The origin of the mint julep, however, does not come from the newly formed Americas, but most likely from ancient Persia as an elixir of rosewater. The word for rosewater is gulab (gol for rose and āb for water) and was thought to have medicinal benefits. Over time, variants of the word were used to describe many medicinal syrups infused with flowers and herbs.

As the drink migrated through the Arabic world and to Europe, it is thought that mint, indigenous to the area, became the chosen herb. Sugar syrup, honey, sorghum syrup, or any sweetener could be used depending on availability. 

Most people think bourbon when they think of a mint julep. Like many cocktails, the spirits used at birth can shift over time depending on location, availability and even politics. The first juleps were made with cognac and peach brandy. In the 1862 “The Bartenders Guide,” Jerry Thomas’ mint julep recipe – among the assorted julep recipes, including a gin julep and a whiskey julep – calls for cognac and a dash of Jamaican rum.

Whatever the lineage, it’s around the late 1800s that bourbon becomes the mainstay in the modern mint julep. However, interpretation and experimentation are abundant.

There are many things to argue about when it comes to the perfect mint julep. Do you bruise the mint ahead of time or let the preparation in the glass extract the oils? How do you best prepare the ice? What kind of spirit is best? What kind of glass used? (A highball? A rocks glass? A dedicated julep cup?) 

In an online interview with Peter Thomas Fornatale, famed mixologist Dale DeGroff says, “The Virginians used to say, ‘any man who would leave the mint in his mint julep would put scorpions in a baby’s bed.’” So, according to DeGroff, Virginians would rather not have the mint while those in Kentucky are happy to let it linger.

It should also be noted that DeGroff – as well as the folks at Glacier Distilling Company – use a massive, wooden hammer dedicated to pulverizing their ice to the perfect, snow-like powder. Don’t we, residents of the Mountain West, appreciate a strong beverage with some fresh powder on a spring day?

Where to find it: Find the Straight Bourbon Whiskey at Whistling Andy Distillery, 8541 Montana Highway 35, Bigfork and North Fork rye and black label at Glacier Distilling Company, 10237 U.S. Highway 2, Coram. Or visit www.wistlingandy.com and www.glacierdistilling.com for more information and spirit locations.

Mint Julep

2 tender sprigs of fresh mint (or more)

1/2 ounce simple syrup

2 ounces bourbon*

In the bottom of a glass or julep cup, add mint and simple syrup and press or gently muddle. Add a dash of bourbon at the bottom. Fill with crushed ice to the top. Add rest of bourbon. Top with ice. Garnish with a bouquet of fresh mint.

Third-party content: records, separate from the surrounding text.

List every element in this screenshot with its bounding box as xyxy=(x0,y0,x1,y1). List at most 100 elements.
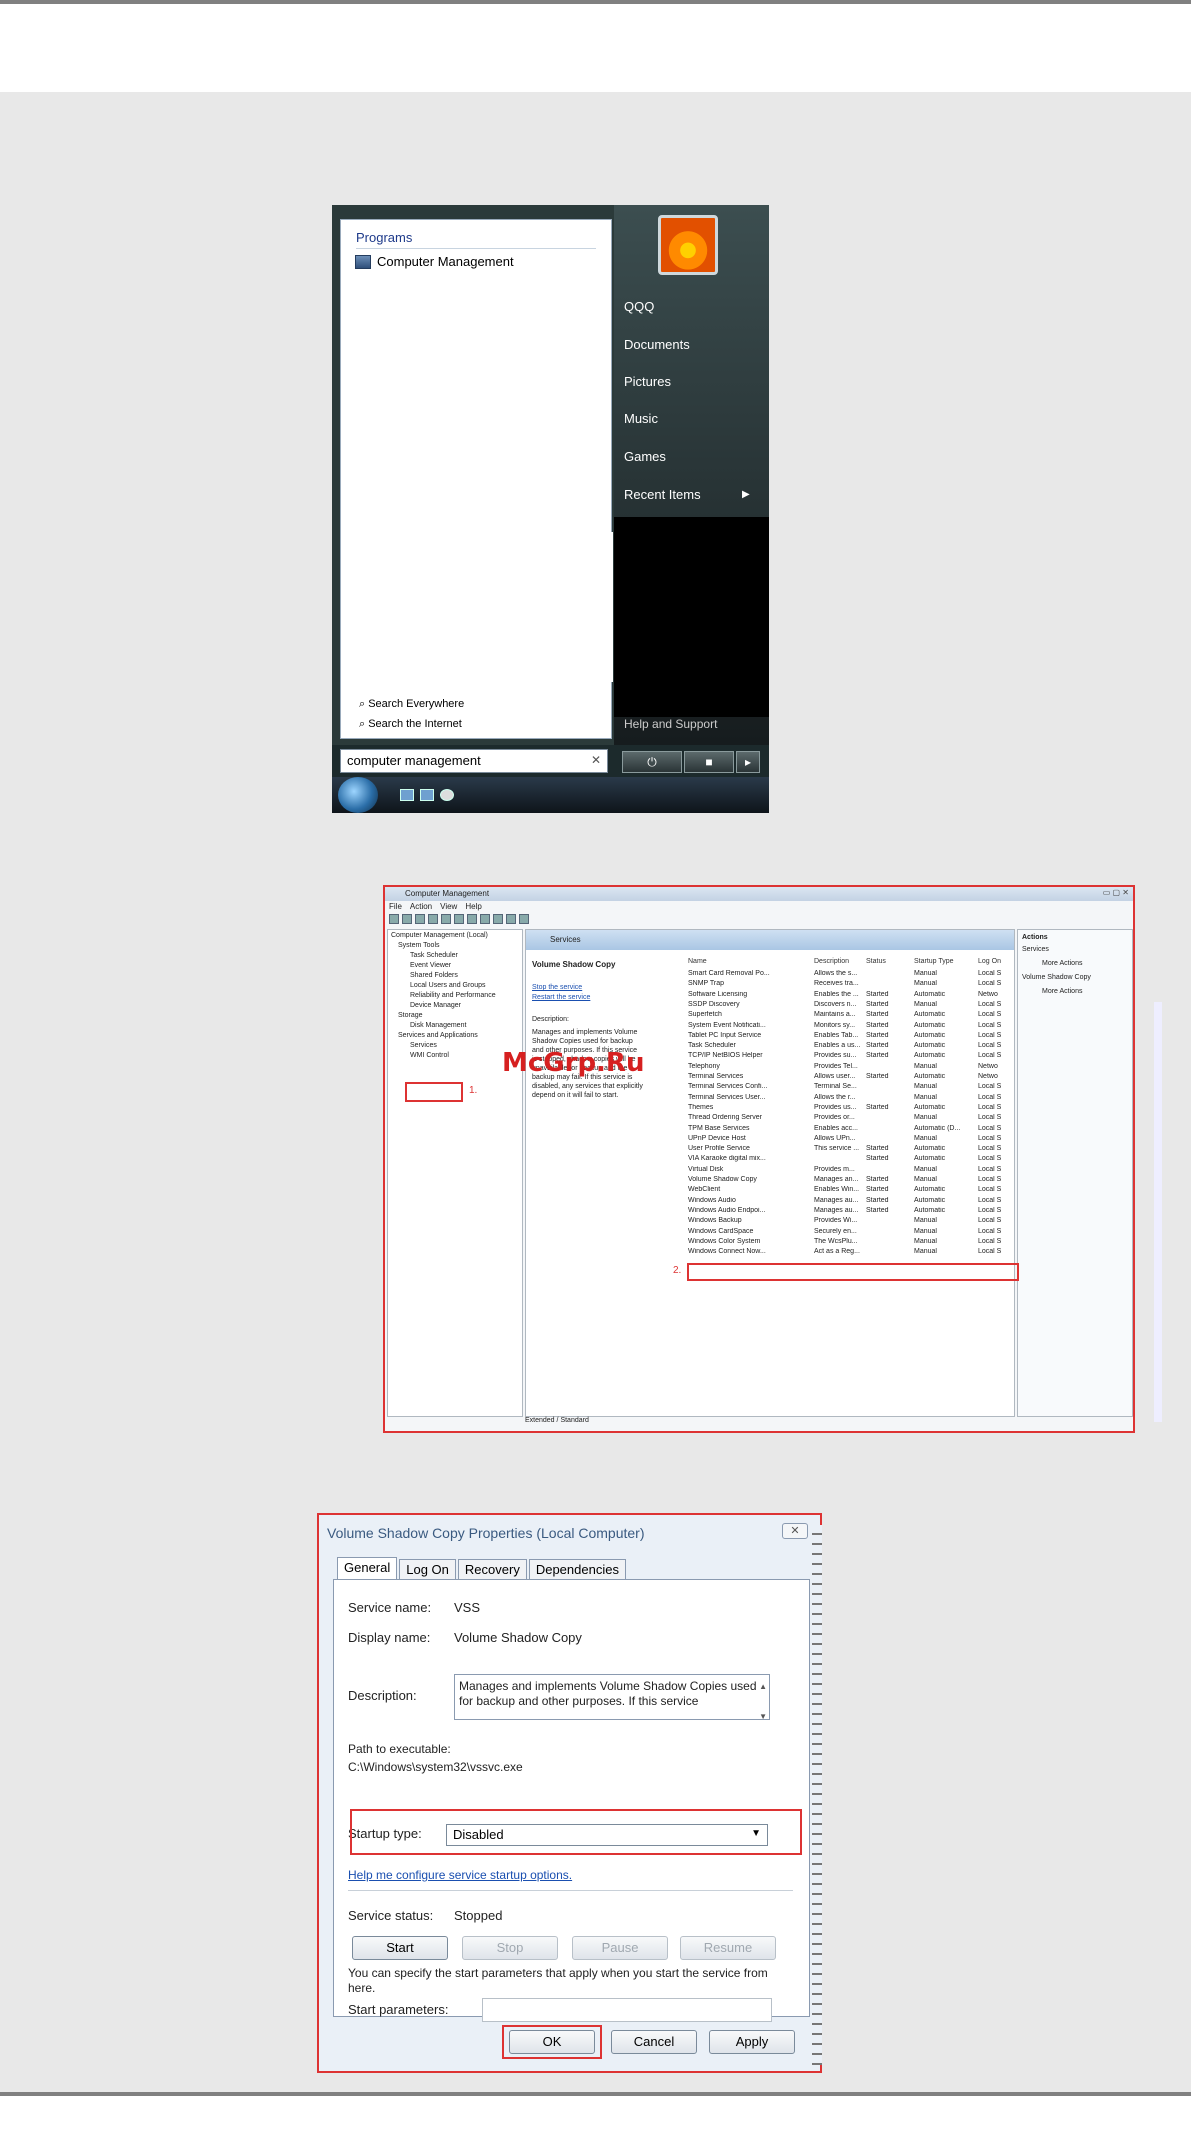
col-description[interactable]: Description xyxy=(814,958,849,965)
tree-item-event-viewer[interactable]: Event Viewer xyxy=(410,962,451,969)
menu-file[interactable]: File xyxy=(389,902,402,911)
table-row[interactable]: Terminal Services User... Allows the r...… xyxy=(686,1094,1014,1104)
table-row[interactable]: SSDP Discovery Discovers n... Started Manua… xyxy=(686,1001,1014,1011)
table-row[interactable]: Volume Shadow Copy Manages an... Started Ma… xyxy=(686,1176,1014,1186)
tab-dependencies[interactable]: Dependencies xyxy=(528,1559,626,1581)
shutdown-options-button[interactable]: ▸ xyxy=(736,751,760,773)
scroll-arrows-icon[interactable]: ▲ ▼ xyxy=(759,1679,767,1724)
restart-service-link[interactable]: Restart the service xyxy=(532,994,590,1001)
tree-item-storage[interactable]: Storage xyxy=(398,1012,423,1019)
menu-action[interactable]: Action xyxy=(410,902,432,911)
tree-item-system-tools[interactable]: System Tools xyxy=(398,942,440,949)
start-search-input[interactable]: computer management ✕ xyxy=(340,749,608,773)
tab-general[interactable]: General xyxy=(337,1557,398,1579)
switch-windows-icon[interactable] xyxy=(420,789,434,801)
browser-icon[interactable] xyxy=(440,789,454,801)
window-controls[interactable]: ▭ ▢ ✕ xyxy=(1103,888,1129,897)
help-configure-link[interactable]: Help me configure service startup option… xyxy=(348,1868,572,1882)
col-name[interactable]: Name xyxy=(688,958,707,965)
menu-help[interactable]: Help xyxy=(465,902,481,911)
right-item-recent-items[interactable]: Recent Items xyxy=(624,487,701,502)
table-row[interactable]: Telephony Provides Tel... Manual Netwo xyxy=(686,1063,1014,1073)
table-row[interactable]: Windows Audio Endpoi... Manages au... Star… xyxy=(686,1207,1014,1217)
power-button[interactable]: ⏻ xyxy=(622,751,682,773)
lock-button[interactable]: ■ xyxy=(684,751,734,773)
actions-more-2[interactable]: More Actions xyxy=(1042,988,1082,995)
col-status[interactable]: Status xyxy=(866,958,886,965)
tree-item-root[interactable]: Computer Management (Local) xyxy=(391,932,488,939)
stop-icon[interactable] xyxy=(506,914,516,924)
pause-icon[interactable] xyxy=(519,914,529,924)
search-internet-link[interactable]: ⌕ Search the Internet xyxy=(359,718,462,731)
table-row[interactable]: TCP/IP NetBIOS Helper Provides su... Start… xyxy=(686,1052,1014,1062)
right-item-games[interactable]: Games xyxy=(624,449,666,464)
close-icon[interactable]: ✕ xyxy=(782,1523,808,1539)
play-icon[interactable] xyxy=(493,914,503,924)
table-row[interactable]: Software Licensing Enables the ... Started… xyxy=(686,991,1014,1001)
right-item-music[interactable]: Music xyxy=(624,411,658,426)
table-row[interactable]: Virtual Disk Provides m... Manual Local S xyxy=(686,1166,1014,1176)
table-row[interactable]: Thread Ordering Server Provides or... Manu… xyxy=(686,1114,1014,1124)
start-orb-icon[interactable] xyxy=(338,777,378,813)
right-item-documents[interactable]: Documents xyxy=(624,337,690,352)
show-hide-tree-icon[interactable] xyxy=(428,914,438,924)
actions-vss[interactable]: Volume Shadow Copy xyxy=(1022,974,1091,981)
table-row[interactable]: Terminal Services Allows user... Started Au… xyxy=(686,1073,1014,1083)
table-row[interactable]: Windows CardSpace Securely en... Manual Loc… xyxy=(686,1228,1014,1238)
col-logon[interactable]: Log On xyxy=(978,958,1001,965)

*Bourbon – especially at the 100 proof spot – is the go-to spirit in the modern mint julep. For a Flathead Valley twist, try the Straight Bourbon Whiskey from Whistling Andy Distillery. A lower corn component cuts back on the sweetness while developing a complex back palate. Or experiment with the North Fork Black Label – a rye aged for five years with a final finish in a bourbon barrel – from Glacier Distilling Company.

Pub Talk: Some Julep Tips, Tricks, Do’s and Don’ts

• Don’t mash the mint. It’s gentle bruising to extract the oils

• Pull the bottom mint leaves from the stem to use for the muddling. Use the top leaves, still attached to the stem, to create a large bouquet for the garnish.

• Spearmint will maintain its shape and won’t wilt as fast.

• Try honey as a sweetener to round out the sweet notes.

• Drink through a straw! It will enhance the sweet and mint combination.

• Julep cups should be held by the top or the bottom so the ice can frost the outside.